Sukarno menulisnya dengan gamblang: imperialisme modern bukan lagi soal bendera, tapi soal aliran modal. Negara maju butuh tempat menanam uangnya. Negara berkembang jadi lahannya.
Dan ketika utang dianggap “pembangunan”, ketika harga murah dianggap “kemajuan”, di situlah rantai penjajahan baru bekerja.
Mari Buka Mata: Kita Sedang Diuji
Data terbaru memperkuat semua itu.
Inflasi Indonesia 2,65 persen — terkendali, tapi permintaan domestik melemah. Defisit transaksi berjalan 0,8 persen PDB, artinya kita masih bergantung pada pembiayaan luar negeri. Rupiah fluktuatif. Dan setiap kali ekonomi melambat, yang kita dengar lagi-lagi adalah “utang baru” dan “investasi asing”.
Apakah kita benar-benar berdaulat, kalau setiap krisis disembuhkan dengan pinjaman baru? Apakah kita masih merdeka, jika arah industri ditentukan oleh siapa yang menanam modal terbesar?
Lalu, Apa yang Bisa Kita Lakukan?
Bangsa ini tidak kekurangan semangat. Yang kurang adalah kesadaran—bahwa pertempuran ekonomi hari ini bukan lagi di pasar, tapi di kebijakan.
Dan itu bisa kita menangkan kalau mulai dari hal konkret.
Kita bisa mendukung kebijakan antidumping dan hilirisasi.

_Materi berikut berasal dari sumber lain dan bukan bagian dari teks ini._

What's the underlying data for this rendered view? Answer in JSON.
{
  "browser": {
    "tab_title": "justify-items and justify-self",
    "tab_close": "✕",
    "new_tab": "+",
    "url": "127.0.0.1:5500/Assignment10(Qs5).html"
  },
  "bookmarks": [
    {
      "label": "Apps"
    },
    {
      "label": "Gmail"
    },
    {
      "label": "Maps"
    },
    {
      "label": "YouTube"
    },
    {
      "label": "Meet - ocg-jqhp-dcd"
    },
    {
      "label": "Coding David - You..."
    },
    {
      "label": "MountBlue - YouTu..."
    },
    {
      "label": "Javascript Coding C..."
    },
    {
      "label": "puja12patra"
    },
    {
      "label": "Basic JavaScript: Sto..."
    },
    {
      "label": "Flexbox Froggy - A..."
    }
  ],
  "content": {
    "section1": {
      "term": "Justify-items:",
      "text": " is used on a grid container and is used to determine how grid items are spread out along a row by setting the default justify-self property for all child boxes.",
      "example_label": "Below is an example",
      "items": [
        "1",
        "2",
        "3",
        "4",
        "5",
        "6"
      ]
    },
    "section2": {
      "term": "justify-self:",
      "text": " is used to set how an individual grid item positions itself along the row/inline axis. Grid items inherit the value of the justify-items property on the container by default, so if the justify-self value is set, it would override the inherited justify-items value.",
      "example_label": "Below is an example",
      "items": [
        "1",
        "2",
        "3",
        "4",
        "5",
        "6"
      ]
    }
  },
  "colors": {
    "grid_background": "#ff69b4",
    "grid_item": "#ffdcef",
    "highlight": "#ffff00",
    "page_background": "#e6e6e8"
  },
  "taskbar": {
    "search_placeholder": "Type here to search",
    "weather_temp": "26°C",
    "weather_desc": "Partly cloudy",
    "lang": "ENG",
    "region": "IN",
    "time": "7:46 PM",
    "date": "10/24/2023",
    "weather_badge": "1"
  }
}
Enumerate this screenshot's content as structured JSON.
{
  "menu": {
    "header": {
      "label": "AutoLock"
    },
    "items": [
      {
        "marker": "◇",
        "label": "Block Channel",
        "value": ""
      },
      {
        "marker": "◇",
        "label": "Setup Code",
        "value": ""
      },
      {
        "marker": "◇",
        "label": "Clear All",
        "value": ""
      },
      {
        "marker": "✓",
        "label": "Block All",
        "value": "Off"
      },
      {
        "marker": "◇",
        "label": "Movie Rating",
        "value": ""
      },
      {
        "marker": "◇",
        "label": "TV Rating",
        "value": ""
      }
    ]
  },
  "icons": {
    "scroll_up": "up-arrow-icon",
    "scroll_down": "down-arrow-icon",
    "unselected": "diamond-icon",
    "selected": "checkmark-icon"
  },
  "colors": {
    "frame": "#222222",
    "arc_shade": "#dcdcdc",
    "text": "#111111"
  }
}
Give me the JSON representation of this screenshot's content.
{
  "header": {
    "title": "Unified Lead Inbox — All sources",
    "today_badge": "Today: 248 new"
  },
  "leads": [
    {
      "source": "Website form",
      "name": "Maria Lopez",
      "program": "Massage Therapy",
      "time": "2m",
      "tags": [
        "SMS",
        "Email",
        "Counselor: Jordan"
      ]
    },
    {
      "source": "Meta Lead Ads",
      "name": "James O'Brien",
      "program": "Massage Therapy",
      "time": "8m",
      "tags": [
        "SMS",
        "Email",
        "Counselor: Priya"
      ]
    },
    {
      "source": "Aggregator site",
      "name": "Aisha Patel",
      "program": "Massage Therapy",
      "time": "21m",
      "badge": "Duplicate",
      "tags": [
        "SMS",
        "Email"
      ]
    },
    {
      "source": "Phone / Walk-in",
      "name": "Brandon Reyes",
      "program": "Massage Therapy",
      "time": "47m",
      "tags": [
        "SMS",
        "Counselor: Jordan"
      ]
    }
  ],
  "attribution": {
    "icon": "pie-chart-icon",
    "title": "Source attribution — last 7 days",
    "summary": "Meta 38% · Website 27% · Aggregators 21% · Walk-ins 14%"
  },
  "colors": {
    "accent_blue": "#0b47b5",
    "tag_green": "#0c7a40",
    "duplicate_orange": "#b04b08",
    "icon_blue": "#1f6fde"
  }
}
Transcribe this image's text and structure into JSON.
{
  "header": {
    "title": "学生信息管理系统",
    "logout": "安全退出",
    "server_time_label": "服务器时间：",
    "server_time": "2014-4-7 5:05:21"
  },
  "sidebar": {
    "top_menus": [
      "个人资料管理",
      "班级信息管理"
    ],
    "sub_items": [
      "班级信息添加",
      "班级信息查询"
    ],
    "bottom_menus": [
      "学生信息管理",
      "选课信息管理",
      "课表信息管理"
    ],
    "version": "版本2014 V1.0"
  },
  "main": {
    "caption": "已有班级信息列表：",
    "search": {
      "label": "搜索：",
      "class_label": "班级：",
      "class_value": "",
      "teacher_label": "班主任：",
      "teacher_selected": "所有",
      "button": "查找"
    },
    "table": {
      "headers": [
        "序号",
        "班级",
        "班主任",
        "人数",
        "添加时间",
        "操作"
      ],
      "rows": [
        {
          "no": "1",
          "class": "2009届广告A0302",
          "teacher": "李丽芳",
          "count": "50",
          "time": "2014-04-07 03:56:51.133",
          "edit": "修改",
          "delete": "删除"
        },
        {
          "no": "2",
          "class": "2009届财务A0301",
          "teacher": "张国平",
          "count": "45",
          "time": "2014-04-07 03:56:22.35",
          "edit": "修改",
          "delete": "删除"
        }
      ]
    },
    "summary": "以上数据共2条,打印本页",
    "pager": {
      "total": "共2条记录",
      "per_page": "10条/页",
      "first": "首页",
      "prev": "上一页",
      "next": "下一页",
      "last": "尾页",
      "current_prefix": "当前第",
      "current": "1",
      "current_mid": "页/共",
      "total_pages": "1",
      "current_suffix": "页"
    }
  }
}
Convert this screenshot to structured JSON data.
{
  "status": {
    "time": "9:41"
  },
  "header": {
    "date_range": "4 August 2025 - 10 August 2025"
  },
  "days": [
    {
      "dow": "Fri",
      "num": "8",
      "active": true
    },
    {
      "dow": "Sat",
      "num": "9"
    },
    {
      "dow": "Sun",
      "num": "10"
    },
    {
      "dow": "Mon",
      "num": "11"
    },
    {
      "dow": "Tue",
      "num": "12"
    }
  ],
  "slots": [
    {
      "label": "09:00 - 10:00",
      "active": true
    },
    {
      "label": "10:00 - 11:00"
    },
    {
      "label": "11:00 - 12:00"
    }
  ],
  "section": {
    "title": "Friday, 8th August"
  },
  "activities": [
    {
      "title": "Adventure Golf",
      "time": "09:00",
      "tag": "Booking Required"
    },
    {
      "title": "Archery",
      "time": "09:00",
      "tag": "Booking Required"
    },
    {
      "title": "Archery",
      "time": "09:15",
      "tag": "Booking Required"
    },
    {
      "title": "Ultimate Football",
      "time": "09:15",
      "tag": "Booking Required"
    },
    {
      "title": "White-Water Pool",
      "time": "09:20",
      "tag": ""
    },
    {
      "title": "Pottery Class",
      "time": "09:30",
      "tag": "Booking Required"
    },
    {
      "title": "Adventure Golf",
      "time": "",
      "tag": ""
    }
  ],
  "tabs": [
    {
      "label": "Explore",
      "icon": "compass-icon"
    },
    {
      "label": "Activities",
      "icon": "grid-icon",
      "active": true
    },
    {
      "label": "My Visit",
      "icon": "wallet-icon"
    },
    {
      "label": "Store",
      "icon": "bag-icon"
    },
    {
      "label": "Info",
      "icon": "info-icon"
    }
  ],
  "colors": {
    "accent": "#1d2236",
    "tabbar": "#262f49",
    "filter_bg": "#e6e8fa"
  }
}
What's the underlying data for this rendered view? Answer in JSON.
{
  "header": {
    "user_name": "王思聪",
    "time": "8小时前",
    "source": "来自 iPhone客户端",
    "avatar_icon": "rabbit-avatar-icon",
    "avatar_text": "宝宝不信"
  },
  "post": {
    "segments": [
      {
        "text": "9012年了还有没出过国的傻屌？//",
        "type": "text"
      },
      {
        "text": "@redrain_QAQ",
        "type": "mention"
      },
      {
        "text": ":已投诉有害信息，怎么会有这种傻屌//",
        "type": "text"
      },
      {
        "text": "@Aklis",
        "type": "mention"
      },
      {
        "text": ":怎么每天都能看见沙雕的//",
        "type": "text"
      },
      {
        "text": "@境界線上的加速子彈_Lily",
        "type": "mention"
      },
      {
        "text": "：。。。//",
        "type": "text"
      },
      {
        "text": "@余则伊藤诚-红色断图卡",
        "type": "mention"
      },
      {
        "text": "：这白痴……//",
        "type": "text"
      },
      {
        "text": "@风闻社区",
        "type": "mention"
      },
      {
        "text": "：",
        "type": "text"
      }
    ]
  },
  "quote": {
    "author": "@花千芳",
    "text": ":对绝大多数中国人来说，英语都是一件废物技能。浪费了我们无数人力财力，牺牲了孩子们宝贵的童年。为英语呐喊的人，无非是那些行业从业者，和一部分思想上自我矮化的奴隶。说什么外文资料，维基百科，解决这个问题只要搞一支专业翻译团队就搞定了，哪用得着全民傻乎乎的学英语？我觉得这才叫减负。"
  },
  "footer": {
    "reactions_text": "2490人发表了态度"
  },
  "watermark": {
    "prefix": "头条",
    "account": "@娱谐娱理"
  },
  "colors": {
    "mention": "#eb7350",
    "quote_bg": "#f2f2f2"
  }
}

Jangan anggap itu isu teknis. Itu benteng kedaulatan ekonomi. Juga mendorong pemerintah menurunkan ongkos industri dalam negeri — energi, logistik, bahan baku.
Selain itu, belanjakan uang di produk lokal. Setiap rupiah yang kita keluarkan bisa jadi perlawanan terhadap dominasi harga asing.
Kawal juga kebijakan fiskal dan moneter. Transparansi dan keberpihakan pada rakyat harus jadi dasar, bukan sekadar angka pertumbuhan.
Dan yang penting: bangun solidaritas ekonomi rakyat. Koperasi, UMKM, dan gotong royong adalah cara kita menyalurkan modal secara adil, bukan menunggu investor datang.